One study done on aneurysm rupture during coiling found: rupture because of microcatheter use resulted in death whereas rupture due to coil herniation outside the aneurysm dome resulted in good recovery to moderate disability (Levy et al., 2001). As with airplanes, the most dangerous time appears to be the take-off and landing, the insertion and withdrawal. This study did not conclusively point to size being a risk factor.

Smaller aneurysms might be at higher risk for rupture during initial catheter placement, as the margin of error for catheter tip positioning relative to the aneurysm wall is smaller. When the wire is removed after placement of the coils, potential energy may build in the catheter’s loops and propel the tip of the catheter forward.

Conversely, larger aneurysms may rupture if the catheter gets wedged between the numerous coils it deposited and the aneurysm wall. Rupture during initial coil placement is more dangerous, as there is still high blood pressure flowing into the aneurysm. Thus, most studies show ruptures towards the end of coil placement yield patients with no symptoms.

Coiling has an advantage over surgery in that there are fewer alterations (brain damage) in the first and subsequent years after treatment.

Ultimately, many of the factors impairing the success of a surgical clipping are the same ones that impair the success of a coiling procedure; these factors favor no intervention, if possible. The characteristics of the aneurysm, in particular location and structure, dictate which procedure should be used.

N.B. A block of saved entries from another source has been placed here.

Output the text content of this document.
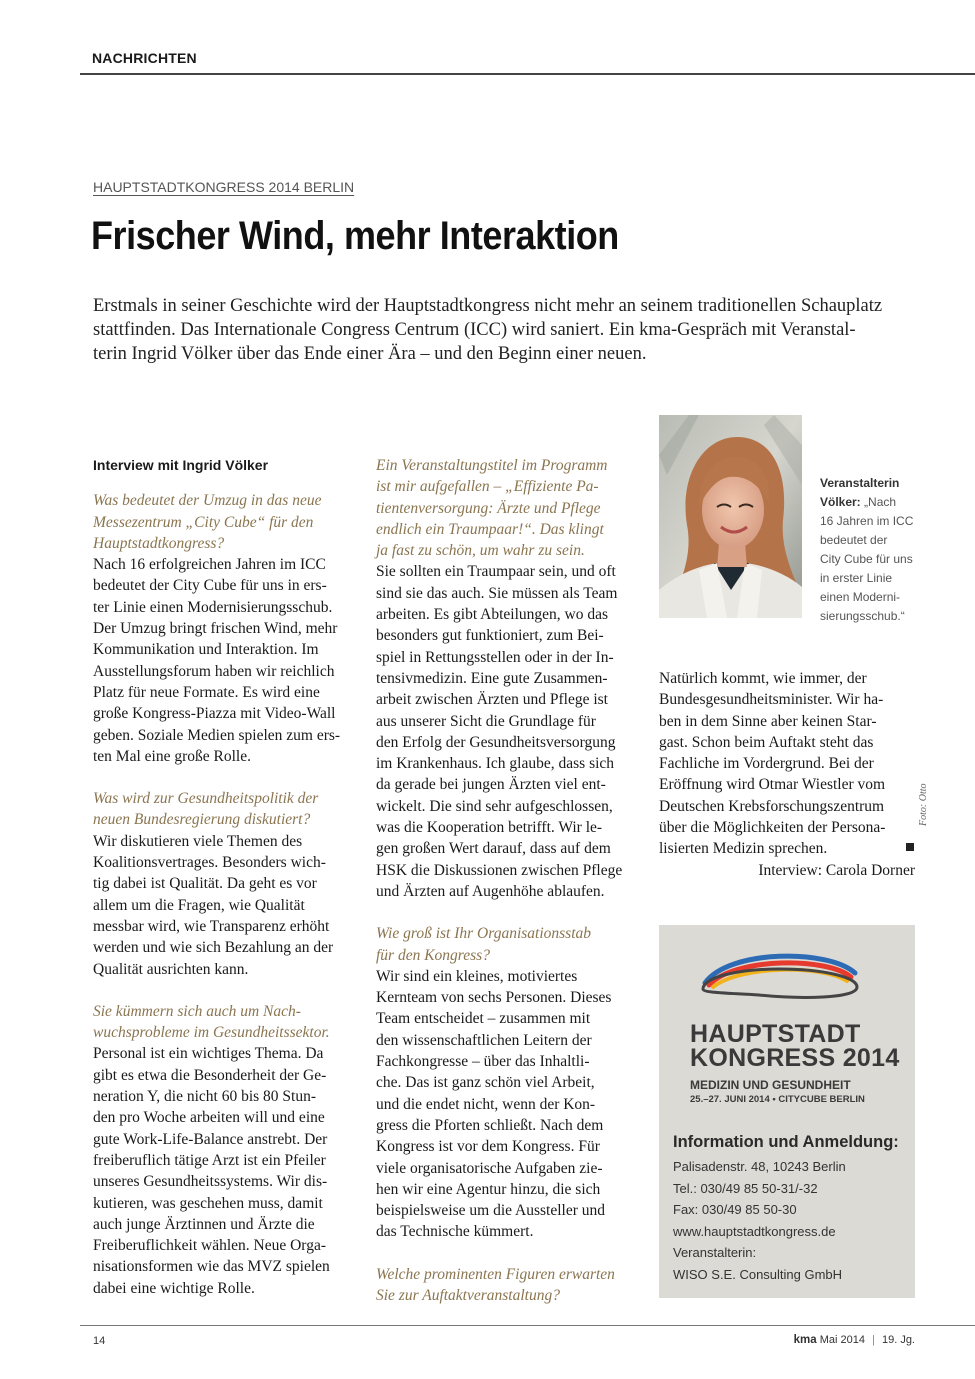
NACHRICHTEN
HAUPTSTADTKONGRESS 2014 BERLIN
Frischer Wind, mehr Interaktion
Erstmals in seiner Geschichte wird der Hauptstadtkongress nicht mehr an seinem traditionellen Schauplatz
stattfinden. Das Internationale Congress Centrum (ICC) wird saniert. Ein kma-Gespräch mit Veranstal-
terin Ingrid Völker über das Ende einer Ära – und den Beginn einer neuen.
Interview mit Ingrid Völker
Was bedeutet der Umzug in das neue
Messezentrum „City Cube“ für den
Hauptstadtkongress?
Nach 16 erfolgreichen Jahren im ICC
bedeutet der City Cube für uns in ers-
ter Linie einen Modernisierungsschub.
Der Umzug bringt frischen Wind, mehr
Kommunikation und Interaktion. Im
Ausstellungsforum haben wir reichlich
Platz für neue Formate. Es wird eine
große Kongress-Piazza mit Video-Wall
geben. Soziale Medien spielen zum ers-
ten Mal eine große Rolle.
Was wird zur Gesundheitspolitik der
neuen Bundesregierung diskutiert?
Wir diskutieren viele Themen des
Koalitionsvertrages. Besonders wich-
tig dabei ist Qualität. Da geht es vor
allem um die Fragen, wie Qualität
messbar wird, wie Transparenz erhöht
werden und wie sich Bezahlung an der
Qualität ausrichten kann.
Sie kümmern sich auch um Nach-
wuchsprobleme im Gesundheitssektor.
Personal ist ein wichtiges Thema. Da
gibt es etwa die Besonderheit der Ge-
neration Y, die nicht 60 bis 80 Stun-
den pro Woche arbeiten will und eine
gute Work-Life-Balance anstrebt. Der
freiberuflich tätige Arzt ist ein Pfeiler
unseres Gesundheitssystems. Wir dis-
kutieren, was geschehen muss, damit
auch junge Ärztinnen und Ärzte die
Freiberuflichkeit wählen. Neue Orga-
nisationsformen wie das MVZ spielen
dabei eine wichtige Rolle.
Ein Veranstaltungstitel im Programm
ist mir aufgefallen – „Effiziente Pa-
tientenversorgung: Ärzte und Pflege
endlich ein Traumpaar!“. Das klingt
ja fast zu schön, um wahr zu sein.
Sie sollten ein Traumpaar sein, und oft
sind sie das auch. Sie müssen als Team
arbeiten. Es gibt Abteilungen, wo das
besonders gut funktioniert, zum Bei-
spiel in Rettungsstellen oder in der In-
tensivmedizin. Eine gute Zusammen-
arbeit zwischen Ärzten und Pflege ist
aus unserer Sicht die Grundlage für
den Erfolg der Gesundheitsversorgung
im Krankenhaus. Ich glaube, dass sich
da gerade bei jungen Ärzten viel ent-
wickelt. Die sind sehr aufgeschlossen,
was die Kooperation betrifft. Wir le-
gen großen Wert darauf, dass auf dem
HSK die Diskussionen zwischen Pflege
und Ärzten auf Augenhöhe ablaufen.
Wie groß ist Ihr Organisationsstab
für den Kongress?
Wir sind ein kleines, motiviertes
Kernteam von sechs Personen. Dieses
Team entscheidet – zusammen mit
den wissenschaftlichen Leitern der
Fachkongresse – über das Inhaltli-
che. Das ist ganz schön viel Arbeit,
und die endet nicht, wenn der Kon-
gress die Pforten schließt. Nach dem
Kongress ist vor dem Kongress. Für
viele organisatorische Aufgaben zie-
hen wir eine Agentur hinzu, die sich
beispielsweise um die Aussteller und
das Technische kümmert.
Welche prominenten Figuren erwarten
Sie zur Auftaktveranstaltung?
Veranstalterin
Völker: „Nach
16 Jahren im ICC
bedeutet der
City Cube für uns
in erster Linie
einen Moderni-
sierungsschub.“
Natürlich kommt, wie immer, der
Bundesgesundheitsminister. Wir ha-
ben in dem Sinne aber keinen Star-
gast. Schon beim Auftakt steht das
Fachliche im Vordergrund. Bei der
Eröffnung wird Otmar Wiestler vom
Deutschen Krebsforschungszentrum
über die Möglichkeiten der Persona-
lisierten Medizin sprechen.
Interview: Carola Dorner
Foto: Otto
HAUPTSTADT
KONGRESS 2014
MEDIZIN UND GESUNDHEIT
25.–27. JUNI 2014 • CITYCUBE BERLIN
Information und Anmeldung:
Palisadenstr. 48, 10243 Berlin
Tel.: 030/49 85 50-31/-32
Fax: 030/49 85 50-30
www.hauptstadtkongress.de
Veranstalterin:
WISO S.E. Consulting GmbH
14	kma Mai 2014 | 19. Jg.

Johns Hopkins University participated in the first large-scale global randomized trial of both treatments. This means that both an interventional radiologist and a neurologist consulted on each patient’s case. The cases wherein both doctors concluded that the estimated success rate of both coiling and clipping were exactly the same (either operation would have the same risk associated) were used in the randomized trial (where they alternated between clipping and coiling).

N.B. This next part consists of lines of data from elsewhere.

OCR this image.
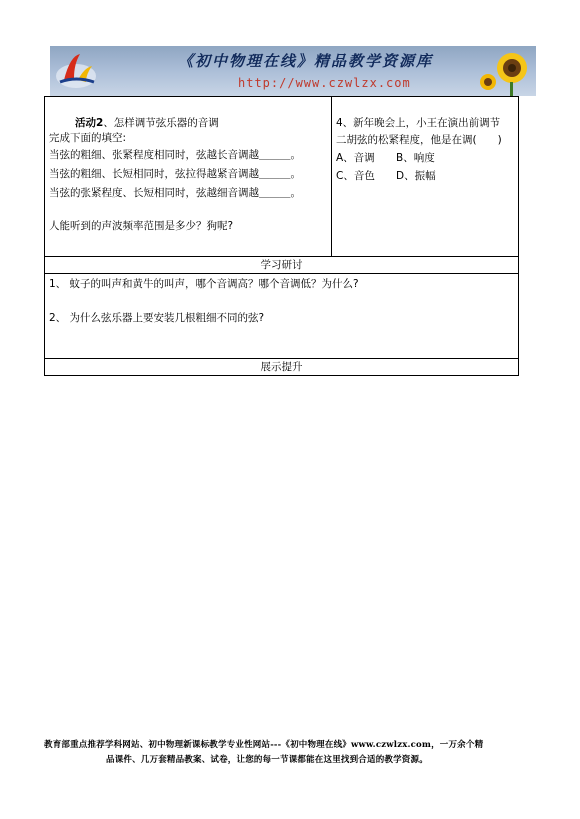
《初中物理在线》精品教学资源库
http://www.czwlzx.com
活动2、怎样调节弦乐器的音调
完成下面的填空:
当弦的粗细、张紧程度相同时，弦越长音调越＿＿＿。
当弦的粗细、长短相同时，弦拉得越紧音调越＿＿＿。
当弦的张紧程度、长短相同时，弦越细音调越＿＿＿。
人能听到的声波频率范围是多少？狗呢?

4、新年晚会上，小王在演出前调节
二胡弦的松紧程度，他是在调(　　)
A、音调 B、响度
C、音色 D、振幅

学习研讨

1、 蚊子的叫声和黄牛的叫声，哪个音调高？哪个音调低？为什么?
2、 为什么弦乐器上要安装几根粗细不同的弦?

展示提升
教育部重点推荐学科网站、初中物理新课标教学专业性网站---《初中物理在线》www.czwlzx.com，一万余个精
品课件、几万套精品教案、试卷，让您的每一节课都能在这里找到合适的教学资源。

Of the 250 patients treated over the course of the 3-year study, only 2 patients were included in the randomized trial. This means that in 247 cases, both the interventional radiologist and the neurosurgeon agreed that one or the other procedure was preferable with less associated risk. This demonstrates the fact that one procedure is not "better" than the other; but each one should be used in the context best suited to it.